In 1984, Burton wrote and directed a live-action, black and white short titled "Frankenweenie," starring Shelley Duvall and Daniel Stern. Burton certainly pays homage to the 1931 film, "Frankenstein," based on Mary Shelley's novel of the same name and the short remains a beloved Burton fan favorite to this day.


However the original "Frankenweenie" was not considered a success at first. Walt Disney Pictures fired Burton after the film was completed, claiming he wasted their resources on something that was too scary for young viewers. It was only after Burton became famous because of his films like "Batman" and "Edwards Scissorhands," that Disney released the censored version on VHS. The full uncensored version of the film can be found on "The Nightmare Before Christmas" Blu-ray and DVD.

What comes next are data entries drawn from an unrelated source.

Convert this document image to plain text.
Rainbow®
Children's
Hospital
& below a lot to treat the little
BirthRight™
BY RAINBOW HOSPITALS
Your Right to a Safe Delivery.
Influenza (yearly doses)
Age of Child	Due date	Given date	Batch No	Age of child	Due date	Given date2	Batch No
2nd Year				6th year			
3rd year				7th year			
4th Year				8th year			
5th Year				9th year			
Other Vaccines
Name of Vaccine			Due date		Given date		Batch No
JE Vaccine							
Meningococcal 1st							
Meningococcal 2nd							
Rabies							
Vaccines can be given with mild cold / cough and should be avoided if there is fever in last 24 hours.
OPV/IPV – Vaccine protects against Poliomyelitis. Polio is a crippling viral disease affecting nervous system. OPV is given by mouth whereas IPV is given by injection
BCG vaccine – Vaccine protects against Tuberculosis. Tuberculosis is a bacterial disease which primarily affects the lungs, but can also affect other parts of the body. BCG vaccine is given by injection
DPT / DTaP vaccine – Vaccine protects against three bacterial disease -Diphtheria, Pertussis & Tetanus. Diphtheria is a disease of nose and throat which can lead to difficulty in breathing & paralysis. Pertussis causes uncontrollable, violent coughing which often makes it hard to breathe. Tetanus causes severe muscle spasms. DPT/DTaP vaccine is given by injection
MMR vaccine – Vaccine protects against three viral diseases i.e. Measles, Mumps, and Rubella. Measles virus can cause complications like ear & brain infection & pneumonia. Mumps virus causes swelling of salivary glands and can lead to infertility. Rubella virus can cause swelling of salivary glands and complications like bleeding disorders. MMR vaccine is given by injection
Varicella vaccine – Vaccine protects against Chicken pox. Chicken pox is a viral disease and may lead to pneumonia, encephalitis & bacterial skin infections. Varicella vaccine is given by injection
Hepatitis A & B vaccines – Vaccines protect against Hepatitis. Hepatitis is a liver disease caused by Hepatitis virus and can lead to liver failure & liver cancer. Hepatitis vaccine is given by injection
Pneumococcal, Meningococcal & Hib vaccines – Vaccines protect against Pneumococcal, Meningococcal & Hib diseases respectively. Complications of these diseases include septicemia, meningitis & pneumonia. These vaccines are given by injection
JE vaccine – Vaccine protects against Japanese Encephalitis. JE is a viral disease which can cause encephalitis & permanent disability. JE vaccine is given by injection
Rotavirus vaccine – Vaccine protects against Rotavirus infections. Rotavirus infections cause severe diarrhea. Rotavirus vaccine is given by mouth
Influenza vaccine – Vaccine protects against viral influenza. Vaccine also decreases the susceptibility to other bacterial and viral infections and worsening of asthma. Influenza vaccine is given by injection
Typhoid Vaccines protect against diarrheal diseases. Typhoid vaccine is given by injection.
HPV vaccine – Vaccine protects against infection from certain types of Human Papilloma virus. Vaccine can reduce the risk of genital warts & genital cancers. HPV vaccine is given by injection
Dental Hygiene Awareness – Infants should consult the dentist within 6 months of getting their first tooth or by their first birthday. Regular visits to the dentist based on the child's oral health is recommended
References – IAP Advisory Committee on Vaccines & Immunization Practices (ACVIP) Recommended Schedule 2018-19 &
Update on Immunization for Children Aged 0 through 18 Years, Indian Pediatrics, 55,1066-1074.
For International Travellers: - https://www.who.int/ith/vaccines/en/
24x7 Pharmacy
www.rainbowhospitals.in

"Frankenweenie" tells the story of Victor (voiced by Charlie Tahan) and his precious dog and best friend, Sparky. Victor is an introvert, a class weirdo who adores science. Victor excels in school, but not so much at sports, so when the time comes to play baseball along with the kids in his class, Victor dreads it. His parents, Mr. and Mrs. Frankenstein (voiced by Martin Short and Catherine O'Hara) come to cheer on Victor and they bring Sparky for some extra support. When Victor hits one out of the park (literally), Sparky gets loose, chases the ball out in to the street and gets hit by a car.

The family buries Sparky in a pet cemetery, and Mr. and Mrs. Frankenstein try to help Victor move forward as best they can, but Victor can't accept his dog's death. One day in science class, Victor's professor, Mr. Rzykruski (an amazing voice performance by Martin Landau) demonstrates how electricity can jolt a dead animal's joints, putting the idea in Victor's head, that with enough electricity, he can bring Sparky back to life.

With Burton-esque storytelling and an incredible score by composer Danny Elfman, the scene where Victor brings Sparky back to life, patched-up and all, is one of the film's best.

It's fantastic to see Burton get back to his roots and create a movie that he can all his own. For a long time, the darkly comic and pop-goth director had been adapting other's stories and Burton-fying them, like 2010's "Alice in Wonderland" or this year's "Dark Shadows," which was a complete bore. "Frankenweenie" stands alongside his other original films like "Edward Scissorhands" and "Corpse Bride."

The director shot the stop-motion animation film in 3D and the depth of the "Frankenweenie" world shows beautifully onscreen. Things aren't hitting you in the face or bouncing out at you, the viewer is taken into an alternate world and we feel like we are a part of Victor's family.

There are several fantastic voice performances in this film. Atticus Shaffer, who voices Victor's strange, hunchback friend, Edgar Gore (E. Gore, get it?); O'Hara, who voices Mrs. Frankenstein, the Gym Teacher and Weird Girl, who eyes alone would most likely scare the living daylights out of a small child; and Winona Ryder, who voices the slightly depressive girl-next-door, Elsa Van Helsing.

"Frankenweenie" is one of the best films of 2012 because it does things that not all stories can do: it touches your heart, it's unforgettable and proves why dogs are man's best friend.